Unsupervised discovery and extraction of semi-structured regions in text via self-information

  • Authors:
  • Eric Yeh;John Niekrasz;Dayne Freitag

  • Affiliations:
  • SRI International, Menlo Park, CA, USA;SRI International, San Diego, CA, USA;SRI International, San Diego, CA, USA

  • Venue:
  • Proceedings of the 2013 workshop on Automated knowledge base construction
  • Year:
  • 2013

Quantified Score

Hi-index 0.00

Visualization

Abstract

We describe a general method for identifying and extracting information from semi-structured regions of text embedded within a natural language document. These regions encode information according to ad hoc schemas and visual cues, instead of using the grammatical and presentational conventions of normal sentential language. Examples include tables, key-value listings, or repeated enumerations of properties. Because of their generally non-sentential nature, these regions can present problems for standard information extraction algorithms. Unlike previous work in table extraction, which relies on a relatively noiseless two-dimensional layout, our aim is to accommodate a wide variety of structure types. Our approach for identifying semi-structured regions is an unsupervised one, based on scoring unusual regularity inside the document. As content in semi-structured regions are governed by a schema, the occurrence of features encompassing textual content and visual appearance would be unusual compared to those seen in sentential language.

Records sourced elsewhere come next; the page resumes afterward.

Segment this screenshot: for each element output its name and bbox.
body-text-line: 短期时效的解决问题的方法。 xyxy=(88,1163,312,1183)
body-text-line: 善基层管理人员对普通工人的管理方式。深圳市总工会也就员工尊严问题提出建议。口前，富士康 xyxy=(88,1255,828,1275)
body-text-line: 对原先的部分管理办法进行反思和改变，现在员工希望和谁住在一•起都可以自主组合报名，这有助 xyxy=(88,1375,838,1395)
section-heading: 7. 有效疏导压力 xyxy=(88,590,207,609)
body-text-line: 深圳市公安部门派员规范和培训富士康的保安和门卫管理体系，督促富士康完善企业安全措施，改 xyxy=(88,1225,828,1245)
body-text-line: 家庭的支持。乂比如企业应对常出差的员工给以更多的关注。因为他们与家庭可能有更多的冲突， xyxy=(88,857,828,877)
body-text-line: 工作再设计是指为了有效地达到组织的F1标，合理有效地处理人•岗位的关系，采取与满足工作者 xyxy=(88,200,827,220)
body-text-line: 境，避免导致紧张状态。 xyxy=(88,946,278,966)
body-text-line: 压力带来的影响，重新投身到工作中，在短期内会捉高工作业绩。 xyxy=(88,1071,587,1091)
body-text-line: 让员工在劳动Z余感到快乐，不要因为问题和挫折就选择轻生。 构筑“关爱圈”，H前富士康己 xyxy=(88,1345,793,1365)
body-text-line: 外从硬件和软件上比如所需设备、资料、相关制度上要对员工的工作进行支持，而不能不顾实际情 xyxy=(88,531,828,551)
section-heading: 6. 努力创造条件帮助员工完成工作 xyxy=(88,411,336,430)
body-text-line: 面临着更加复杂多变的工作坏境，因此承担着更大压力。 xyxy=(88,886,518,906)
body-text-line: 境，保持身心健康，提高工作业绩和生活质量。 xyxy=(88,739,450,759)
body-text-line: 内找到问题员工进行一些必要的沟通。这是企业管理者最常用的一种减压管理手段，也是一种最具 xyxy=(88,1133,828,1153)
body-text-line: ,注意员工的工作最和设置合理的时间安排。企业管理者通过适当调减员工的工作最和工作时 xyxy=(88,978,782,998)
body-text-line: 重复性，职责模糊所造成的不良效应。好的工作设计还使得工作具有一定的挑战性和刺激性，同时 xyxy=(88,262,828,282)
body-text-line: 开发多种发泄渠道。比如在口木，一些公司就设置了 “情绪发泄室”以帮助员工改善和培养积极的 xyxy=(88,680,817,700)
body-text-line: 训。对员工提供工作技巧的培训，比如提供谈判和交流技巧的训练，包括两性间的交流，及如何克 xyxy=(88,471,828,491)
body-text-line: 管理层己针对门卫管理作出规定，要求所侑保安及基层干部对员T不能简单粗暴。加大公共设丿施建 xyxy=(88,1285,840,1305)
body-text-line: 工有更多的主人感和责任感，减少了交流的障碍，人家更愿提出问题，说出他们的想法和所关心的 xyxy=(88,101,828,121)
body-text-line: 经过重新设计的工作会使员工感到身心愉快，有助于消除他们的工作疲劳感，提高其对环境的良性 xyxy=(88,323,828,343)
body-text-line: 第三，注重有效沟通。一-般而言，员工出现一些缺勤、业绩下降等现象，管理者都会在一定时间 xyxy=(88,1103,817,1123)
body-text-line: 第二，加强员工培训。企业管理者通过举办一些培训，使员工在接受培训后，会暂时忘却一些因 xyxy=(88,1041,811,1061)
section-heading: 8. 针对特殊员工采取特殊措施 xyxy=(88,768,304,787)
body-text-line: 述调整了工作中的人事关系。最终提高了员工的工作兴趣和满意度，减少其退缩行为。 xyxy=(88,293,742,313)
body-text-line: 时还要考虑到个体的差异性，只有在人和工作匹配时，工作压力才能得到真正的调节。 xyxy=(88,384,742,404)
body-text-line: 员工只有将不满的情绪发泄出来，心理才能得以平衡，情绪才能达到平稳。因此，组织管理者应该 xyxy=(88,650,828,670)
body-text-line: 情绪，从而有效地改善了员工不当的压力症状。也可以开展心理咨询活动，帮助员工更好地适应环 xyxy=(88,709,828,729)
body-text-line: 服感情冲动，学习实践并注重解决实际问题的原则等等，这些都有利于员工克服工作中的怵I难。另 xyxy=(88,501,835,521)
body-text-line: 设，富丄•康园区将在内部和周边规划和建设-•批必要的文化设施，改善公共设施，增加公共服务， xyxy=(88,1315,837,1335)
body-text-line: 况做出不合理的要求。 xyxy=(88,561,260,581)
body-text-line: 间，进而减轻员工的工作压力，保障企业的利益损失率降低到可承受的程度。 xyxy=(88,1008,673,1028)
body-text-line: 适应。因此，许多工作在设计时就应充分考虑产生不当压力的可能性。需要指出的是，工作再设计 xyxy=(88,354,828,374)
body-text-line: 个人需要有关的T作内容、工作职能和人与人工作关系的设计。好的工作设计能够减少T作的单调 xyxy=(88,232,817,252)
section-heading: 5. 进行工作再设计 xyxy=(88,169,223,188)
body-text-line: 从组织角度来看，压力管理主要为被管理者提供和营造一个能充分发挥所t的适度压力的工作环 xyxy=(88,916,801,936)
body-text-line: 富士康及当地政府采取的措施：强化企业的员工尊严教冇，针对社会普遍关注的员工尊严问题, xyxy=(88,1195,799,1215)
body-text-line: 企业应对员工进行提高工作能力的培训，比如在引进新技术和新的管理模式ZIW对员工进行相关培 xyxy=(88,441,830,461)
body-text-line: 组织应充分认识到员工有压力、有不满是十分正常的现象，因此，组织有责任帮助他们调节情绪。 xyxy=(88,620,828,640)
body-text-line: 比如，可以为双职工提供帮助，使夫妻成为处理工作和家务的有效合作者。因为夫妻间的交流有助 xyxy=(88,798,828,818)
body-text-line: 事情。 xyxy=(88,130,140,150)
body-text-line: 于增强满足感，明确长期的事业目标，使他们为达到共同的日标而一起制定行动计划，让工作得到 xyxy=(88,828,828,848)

Regularity refers to repetition of these unusual features, as semi-structured regions commonly encode more than a single row or group of information. To score this, we present a measure based on expected self-information, derived from statistics over patterns of textual categories and visual layout. We describe the results of an initial study to assess the ability of these measures to detect semi-structured text in a corpus culled from the web, and show that this measure outperform baseline methods on an average precision measure. We present initial work that uses these significant patterns to generate extraction rules, and conclude with a discussion of future directions.